To: Grainne who wrote (94100)1/20/2005 12:50:05 AM
From: cosmicforce  Read Replies (1) | Respond to of 108807
 
Well, think of it as tiny, inert stuff that doesn't even raise an immune response. It probably tends to get wedged someplace and just sits there and it's not like mercury or lead which actually cause problems. It really isn't chemically very active because it has no surface charge other than that of the immediate environment. I think DuPont's actions are reprehensible, but understandable in a regulatory environment that allows them to legally use people as guinea pigs. So that's a good question: do I advocate Teflon? Well, I use it and it is convenient. But I feel very, very guilty :-)

If I had a broken hip, I'd want Teflon. Bare stainless leaching nickel into me doesn't appeal to me. Should we coat sofas with it? I have but wouldn't do it again. I think there is WAY too much of it out there. It's like CO2 more or less. It really isn't a problem until you create OCEANS full of it. I think all polymers should be engineered to fall apart into components that are biodegradable. With that said, it is a very difficult engineering problem to do that.

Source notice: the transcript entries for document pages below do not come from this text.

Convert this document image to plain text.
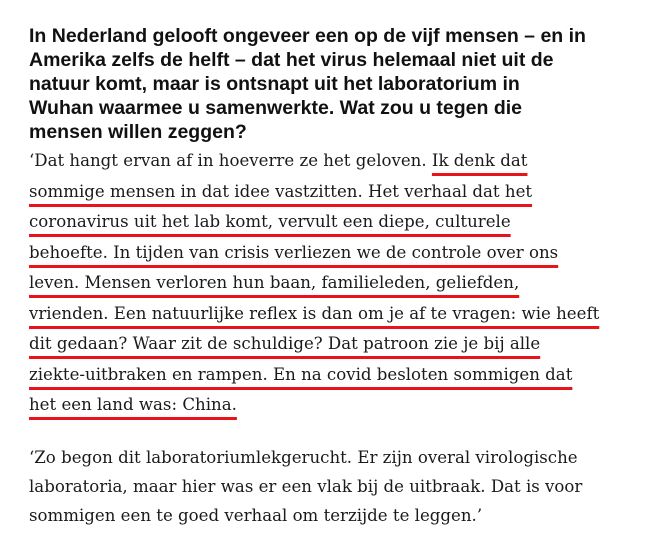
In Nederland gelooft ongeveer een op de vijf mensen – en in
Amerika zelfs de helft – dat het virus helemaal niet uit de
natuur komt, maar is ontsnapt uit het laboratorium in
Wuhan waarmee u samenwerkte. Wat zou u tegen die
mensen willen zeggen?

‘Dat hangt ervan af in hoeverre ze het geloven. Ik denk dat
sommige mensen in dat idee vastzitten. Het verhaal dat het
coronavirus uit het lab komt, vervult een diepe, culturele
behoefte. In tijden van crisis verliezen we de controle over ons
leven. Mensen verloren hun baan, familieleden, geliefden,
vrienden. Een natuurlijke reflex is dan om je af te vragen: wie heeft
dit gedaan? Waar zit de schuldige? Dat patroon zie je bij alle
ziekte-uitbraken en rampen. En na covid besloten sommigen dat
het een land was: China.

‘Zo begon dit laboratoriumlekgerucht. Er zijn overal virologische
laboratoria, maar hier was er een vlak bij de uitbraak. Dat is voor
sommigen een te goed verhaal om terzijde te leggen.’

Teflon is very hygienic and the number of people dying of cancer is probably LESS than the number saved from bacterial contamination on surfaces without it. Hard to do that kind of math but as a technologist with an environmental background, I simply feel conflicted and think it should be seriously studied.



To: Grainne who wrote (94100)1/20/2005 10:11:41 AM
From: Oeconomicus  Respond to of 108807
 
2)"The whole reason we have agencies like the EPA and the FDA is that THEY are supposed to represent the public good."

Now that is just plain funny! Under Republican administrations like the current one, there seems to be a trend towards protecting companies, not the public, from harm.


Actually, whether you like it or not, "companies" and their shareholders are part of "the public". The job of these agencies is to regulate, respectively, use of the environment and the provision of foodstuffs and drugs to maximize social welfare. That does not mean, for example, preventing all damage to the environment, but rather weighing damage costs against social welfare benefits to ensure we make the the most productive use of our resources, including the environment, over the long term. Likewise, it does not mean eliminating all risks in food and drugs, but rather maximizing net benefits to society. Reflexively bashing business or policy-makers as anti-environment or anti-safety accomplishes nothing and, frankly, demonstrates an extreme shallowness of thought.